Aparentemente a Câmara, seja antes do recesso —isto é, até o dia 17 de julho— ou no terceiro trimestre, irá aprovar a reforma da Previdência com um texto próximo do relatório cuidadosamente preparado e negociado por meu xará Samuel Moreira, deputado pelo PSDB de São Paulo.
Esse desfecho, como bem lembrou Fernando Schüler em excelente coluna, não era esperado pelos analistas, entre eles este colunista.
O que se esperava é que o presidente, sabedor das regras de funcionamento do presidencialismo de coalizão, iria gerir o sistema da forma tradicional: construir uma coalização ampla em torno de uma agenda reformista mais liberal na economia.
A construção da coalizão implicaria o compartilhamento de poder, inclusive na construção do gabinete de ministros, com os partidos aliados.

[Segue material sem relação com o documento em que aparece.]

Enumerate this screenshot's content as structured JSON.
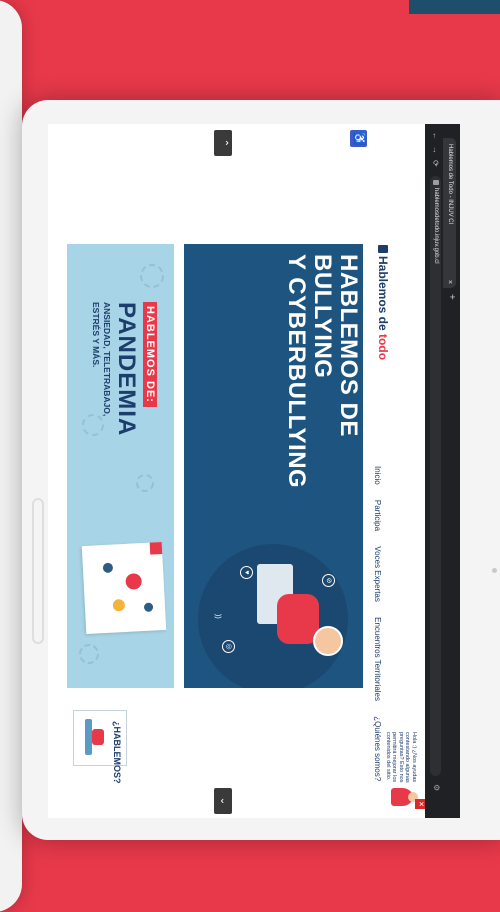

O presidente escolheu outro caminho. Considerou que a operação tradicional de nosso sistema seria operar segundo a “velha política”, o que o levaria, após o fim do mandato, a “ir jogar dominó na
prisão com os ex-presidentes”.
Minha avaliação é que, no capítulo da Previdência, ele foi bem-sucedido. A surpresa negativa na atividade econômica no início do ano fez o Congresso sentir o peso da responsabilidade de manter o país mais tempo parado à espera da reforma. Há, é verdade, um pouco de velha política com a liberação das emendas.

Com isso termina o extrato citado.